Spiega oggi Repubblica che c’è anche una carta che accusa gli stessi Salvini e Maroni. Si tratta di un dossier depositato in procura sul quale sta lavorando la Finanza, proviene dalle memorie difensive di Bossi e Belsito e sostiene che Maroni e Salvini presero in carico nel loro ruolo di segretari almeno una parte dei soldi ai quali danno la caccia, anche all’estero, i finanzieri del nucleo di polizia tributaria di Genova.
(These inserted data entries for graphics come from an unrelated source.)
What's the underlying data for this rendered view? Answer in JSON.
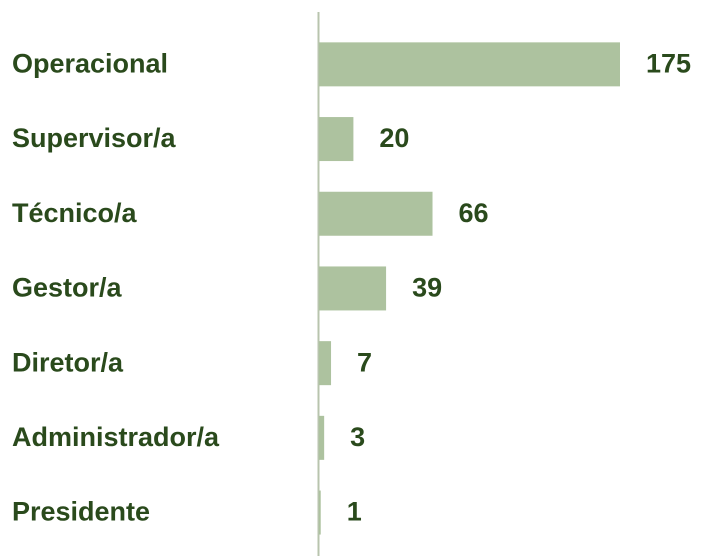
{
  "chart_data": {
    "type": "barh",
    "categories": [
      "Operacional",
      "Supervisor/a",
      "Técnico/a",
      "Gestor/a",
      "Diretor/a",
      "Administrador/a",
      "Presidente"
    ],
    "values": [
      175,
      20,
      66,
      39,
      7,
      3,
      1
    ],
    "color": "#adc29f"
  }
}
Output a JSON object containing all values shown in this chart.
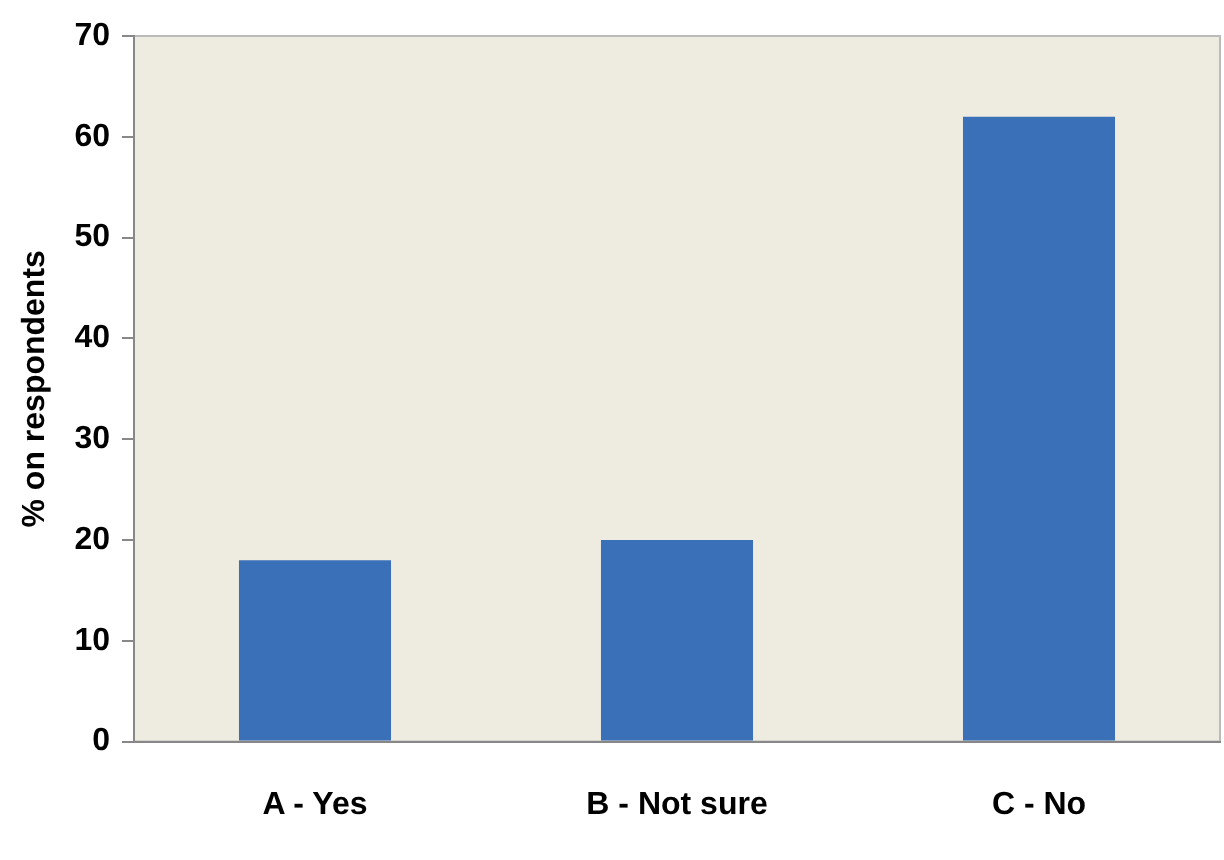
{
  "chart_data": {
    "type": "bar",
    "ylabel": "% on respondents",
    "categories": [
      "A - Yes",
      "B - Not sure",
      "C - No"
    ],
    "values": [
      18,
      20,
      62
    ],
    "color": "#3a70b8",
    "ylim": [
      0,
      70
    ],
    "yticks": [
      0,
      10,
      20,
      30,
      40,
      50,
      60,
      70
    ],
    "grid": false,
    "legend": false
  }
}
Sono i “mastrini” ovvero i prospetti delle operazioni di dare e avere del conto ufficiale del Carroccio. In particolare contengono le annotazioni dei rimborsi ottenuti dalla Lega che chiariscono come Maroni e Salvini incassarono quote dei rimborsi dell’epoca di Bossi. Nel dettaglio: il 31 luglio e il 27 ottobre del 2014, il segretario Salvini incamera i rimborsi per le elezioni regionali del 2010 per oltre 800 mila euro. Il documento indica Salvini, non ancora segretario (lo diventerà il 7 dicembre di quell’anno), come referente di rimborsi incassati anche nel luglio del 2013 per le elezioni della Camera.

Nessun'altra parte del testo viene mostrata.